Why Traditional Hackathons Fail to Attract Women In Large Numbers
Getting its start in the 1990’s, hackathons began as a way for organizations and companies to brainstorm about various issues through the use of many diverse opinions. Hackathons provide a venue for self-expression and creativity through technology. By engaging in an atmosphere of teamwork and collaboration, those with interest in coding and technology are able to come together around an issue until a solution is found. The solutions will generally take the shape of a new website, mobile app, or robot. Hackathons have taken the idea of brainstorming to a whole new level by bridging the gap between collaboration and competition.
However, women are rarely in attendance at traditional hackathon events.
In order to understand the popularity of hackathon events & the low attendance by women, we have to begin by pinpointing why more women don’t attend hackathons and how the rise in hackathon popularity over the years have been greatly contributed to by the women who do attend and get involved in organizing..
According to common responses, there are several reasons why women tend to stay away from hackathon events.
The first reason is that they don’t like being surrounded by sexism. Women are not a minority, they are 50% of the majority. They have great visions to offer the world of technology but only when being treated as an equal part of the solution. Feeling safe and supported is a higher priority for women and gender non-conforming individuals.
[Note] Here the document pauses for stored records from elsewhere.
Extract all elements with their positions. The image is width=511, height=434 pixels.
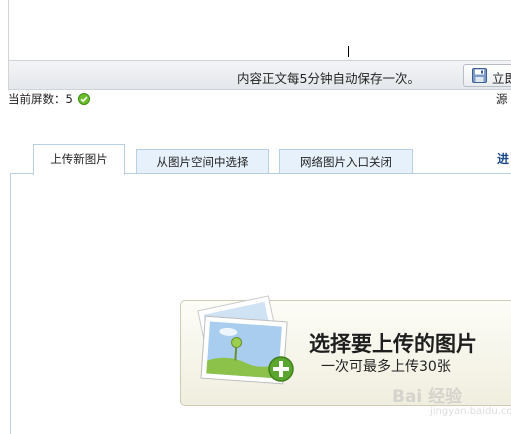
tab-network-image-closed[interactable]: 网络图片入口关闭	[279, 149, 413, 174]
tab-select-from-image-space[interactable]: 从图片空间中选择	[136, 149, 269, 174]
save-now-button[interactable]: 立即	[463, 64, 511, 87]
save-now-label: 立即	[492, 71, 511, 86]
screen-count: 当前屏数：5	[8, 91, 91, 107]
autosave-message: 内容正文每5分钟自动保存一次。	[237, 71, 420, 86]
photo-add-icon	[197, 295, 294, 385]
floppy-disk-icon	[472, 68, 487, 83]
tab-upload-new[interactable]: 上传新图片	[33, 144, 125, 175]
editor-content-area[interactable]	[8, 0, 511, 60]
screen-count-label: 当前屏数：5	[8, 92, 73, 106]
watermark-text: Bai 经验	[392, 387, 463, 407]
upload-title: 选择要上传的图片	[309, 332, 477, 356]
autosave-bar: 内容正文每5分钟自动保存一次。 立即	[8, 60, 511, 90]
upload-subtitle: 一次可最多上传30张	[321, 359, 451, 375]
watermark-sub: jingyan.baidu.com	[430, 406, 511, 417]
green-check-icon	[78, 93, 91, 105]
source-label: 源	[496, 92, 508, 106]
tab-advanced-link[interactable]: 进	[497, 150, 509, 167]
text-cursor	[348, 46, 349, 57]
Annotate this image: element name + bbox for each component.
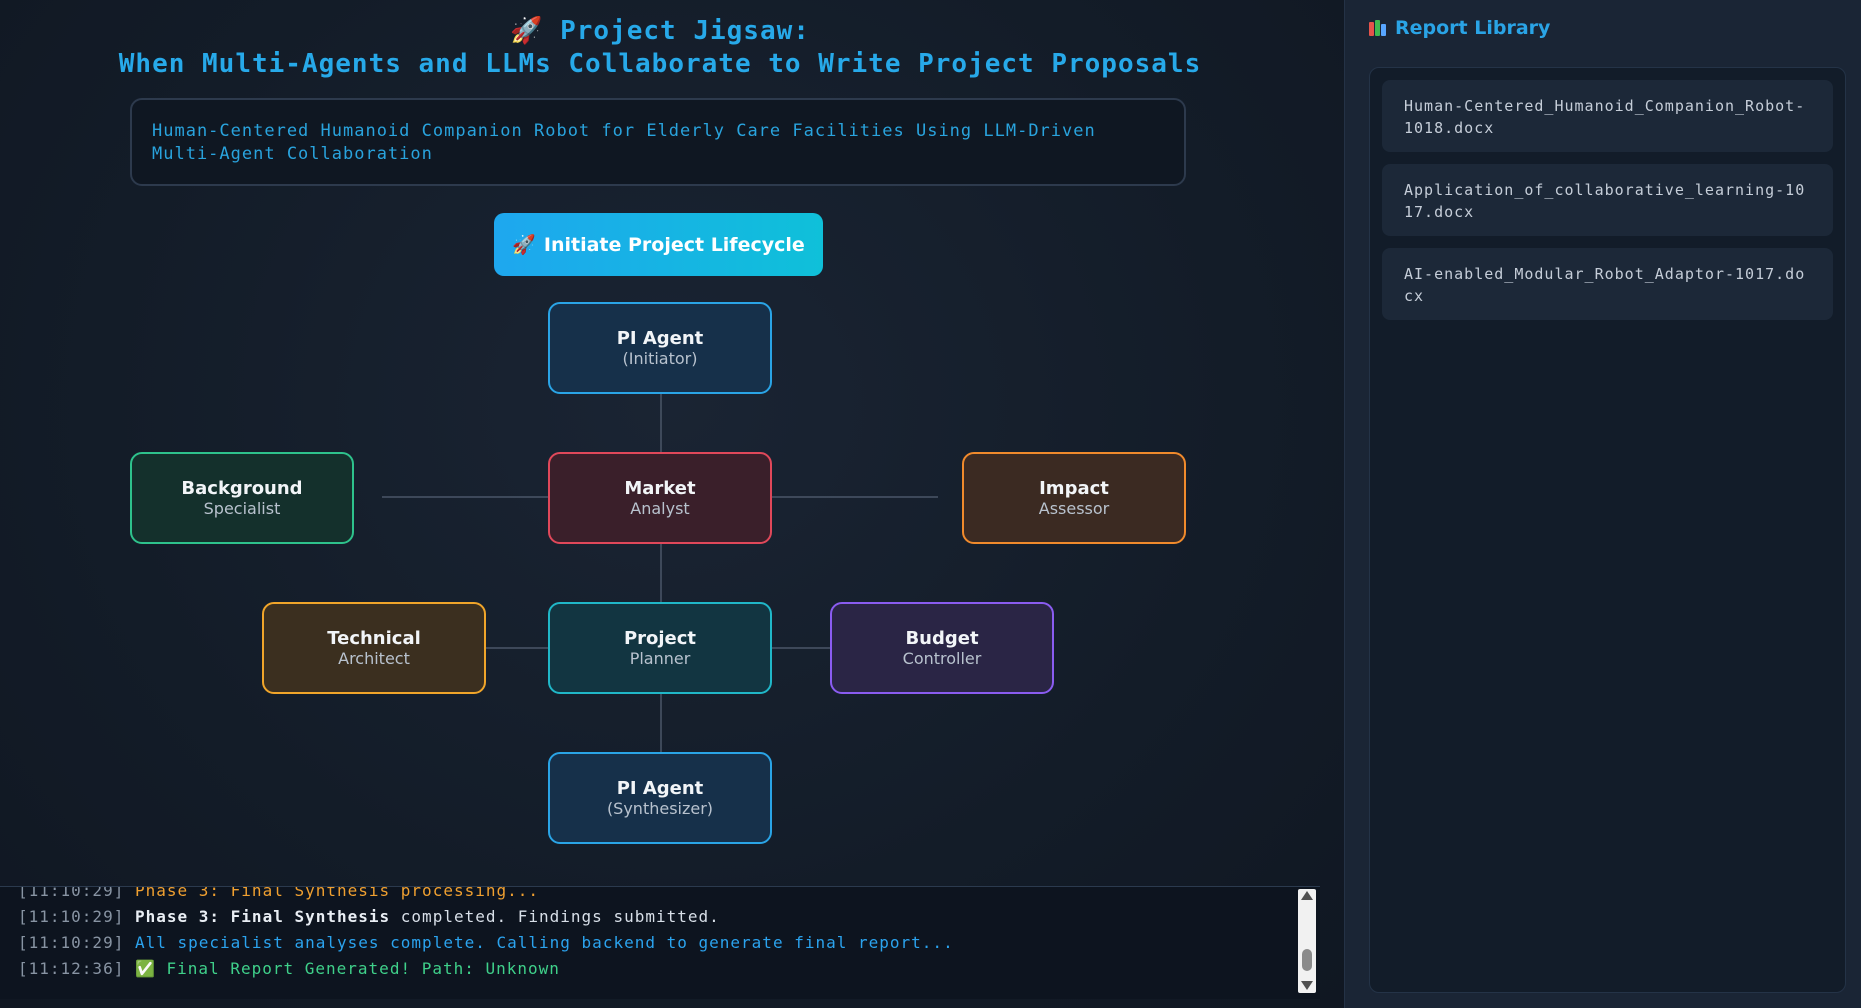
report-library-title: Report Library <box>1395 17 1551 39</box>
log-timestamp: [11:10:29] <box>18 907 125 926</box>
agent-node-impact-assessor[interactable]: Impact Assessor <box>962 452 1186 544</box>
agent-name: Technical <box>327 627 421 649</box>
agent-name: PI Agent <box>616 327 704 349</box>
agent-role: Planner <box>629 648 691 668</box>
check-icon: ✅ <box>134 959 156 978</box>
agent-name: Market <box>624 477 696 499</box>
agent-role: (Initiator) <box>622 348 698 368</box>
log-message: completed. Findings submitted. <box>390 907 720 926</box>
agent-name: Impact <box>1039 477 1109 499</box>
log-line: [11:10:29] Phase 3: Final Synthesis proc… <box>18 886 540 900</box>
activity-log[interactable]: [11:10:29] Phase 3: Final Synthesis proc… <box>0 886 1320 999</box>
agent-role: (Synthesizer) <box>606 798 714 818</box>
agent-diagram-connectors <box>382 394 938 752</box>
report-item[interactable]: AI-enabled_Modular_Robot_Adaptor-1017.do… <box>1382 248 1833 320</box>
log-line: [11:12:36] ✅ Final Report Generated! Pat… <box>18 959 560 978</box>
log-scrollbar[interactable] <box>1298 889 1316 993</box>
log-timestamp: [11:10:29] <box>18 886 125 900</box>
log-timestamp: [11:10:29] <box>18 933 125 952</box>
report-item[interactable]: Application_of_collaborative_learning-10… <box>1382 164 1833 236</box>
report-item[interactable]: Human-Centered_Humanoid_Companion_Robot-… <box>1382 80 1833 152</box>
log-line: [11:10:29] All specialist analyses compl… <box>18 933 954 952</box>
agent-node-project-planner[interactable]: Project Planner <box>548 602 772 694</box>
agent-name: Background <box>181 477 303 499</box>
agent-node-technical-architect[interactable]: Technical Architect <box>262 602 486 694</box>
log-line: [11:10:29] Phase 3: Final Synthesis comp… <box>18 907 720 926</box>
report-library-sidebar: Report Library Human-Centered_Humanoid_C… <box>1344 0 1861 1008</box>
agent-role: Assessor <box>1038 498 1110 518</box>
log-timestamp: [11:12:36] <box>18 959 125 978</box>
agent-name: Budget <box>905 627 979 649</box>
log-message: All specialist analyses complete. Callin… <box>134 933 954 952</box>
agent-role: Architect <box>338 648 410 668</box>
scroll-down-arrow-icon[interactable] <box>1301 981 1313 990</box>
initiate-lifecycle-button[interactable]: 🚀 Initiate Project Lifecycle <box>494 213 823 276</box>
agent-role: Specialist <box>203 498 281 518</box>
agent-node-budget-controller[interactable]: Budget Controller <box>830 602 1054 694</box>
rocket-icon: 🚀 <box>512 234 536 256</box>
log-message: Phase 3: Final Synthesis processing... <box>134 886 540 900</box>
agent-name: Project <box>623 627 697 649</box>
agent-node-background-specialist[interactable]: Background Specialist <box>130 452 354 544</box>
initiate-lifecycle-label: Initiate Project Lifecycle <box>543 233 805 256</box>
scrollbar-thumb[interactable] <box>1302 949 1312 971</box>
log-phase-label: Phase 3: Final Synthesis <box>134 907 391 926</box>
scroll-up-arrow-icon[interactable] <box>1301 891 1313 900</box>
log-message: Final Report Generated! Path: Unknown <box>155 959 560 978</box>
agent-node-pi-synthesizer[interactable]: PI Agent (Synthesizer) <box>548 752 772 844</box>
main-panel: 🚀 Project Jigsaw: When Multi-Agents and … <box>0 0 1344 1008</box>
report-library-header: Report Library <box>1369 17 1550 39</box>
agent-role: Analyst <box>630 498 690 518</box>
agent-name: PI Agent <box>616 777 704 799</box>
books-icon <box>1369 20 1387 36</box>
agent-role: Controller <box>902 648 982 668</box>
report-list: Human-Centered_Humanoid_Companion_Robot-… <box>1369 67 1846 993</box>
agent-node-market-analyst[interactable]: Market Analyst <box>548 452 772 544</box>
agent-node-pi-initiator[interactable]: PI Agent (Initiator) <box>548 302 772 394</box>
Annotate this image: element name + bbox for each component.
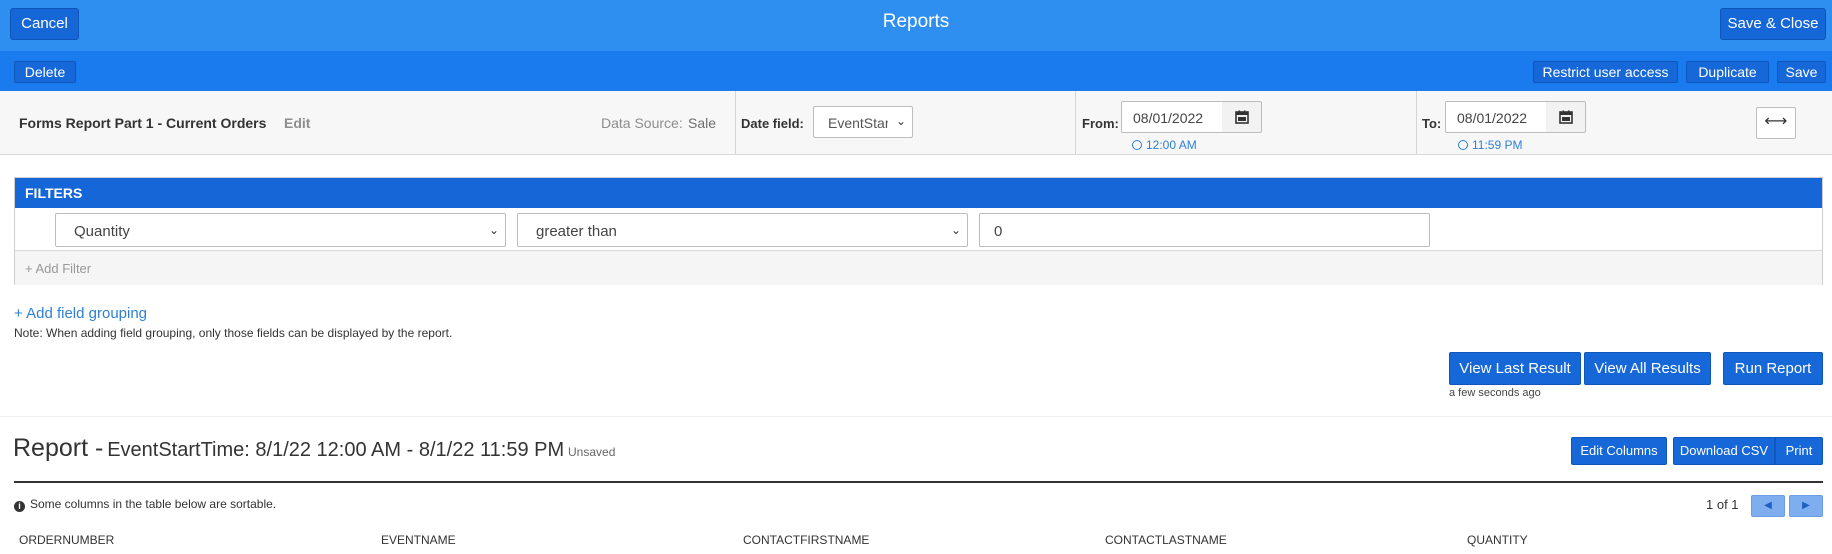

Even though women make up 56% of the general workforce, only 25% of IT jobs held by women and only 5% of tech startups are founded by women.
Second, a lack of confidence. It is not uncommon for a woman to feel like an outsider, (even if she’s an experienced programmer) when standing in a room full of men who might tend towards sexism. These feelings can drive women away from wanting to get involved in the “brogrammer” culture. The third and final reason is a lack of time. Although the pace of the world has sped up over the last decade, women are still doing it all, just with less time in which to do it. When NASA researched the ebb and flow of women attendee’s at their hackathons, they saw that women, “often have family responsibilities and couldn’t just attend a hackathon for fun.”
With that being said however, there are plenty of women who have stepped up to the tech plate in order to create better opportunities for the next generation of women in STEM.
Female code initiatives such as Girl Geek, Women Who Code, and Girl Develop It have contributed, not only to the rise of female attendance at hackathons, but also to the social acceptance of the vital role that women play in field of technology. They continue to pave the way for more women to step into their destiny through the use of technology.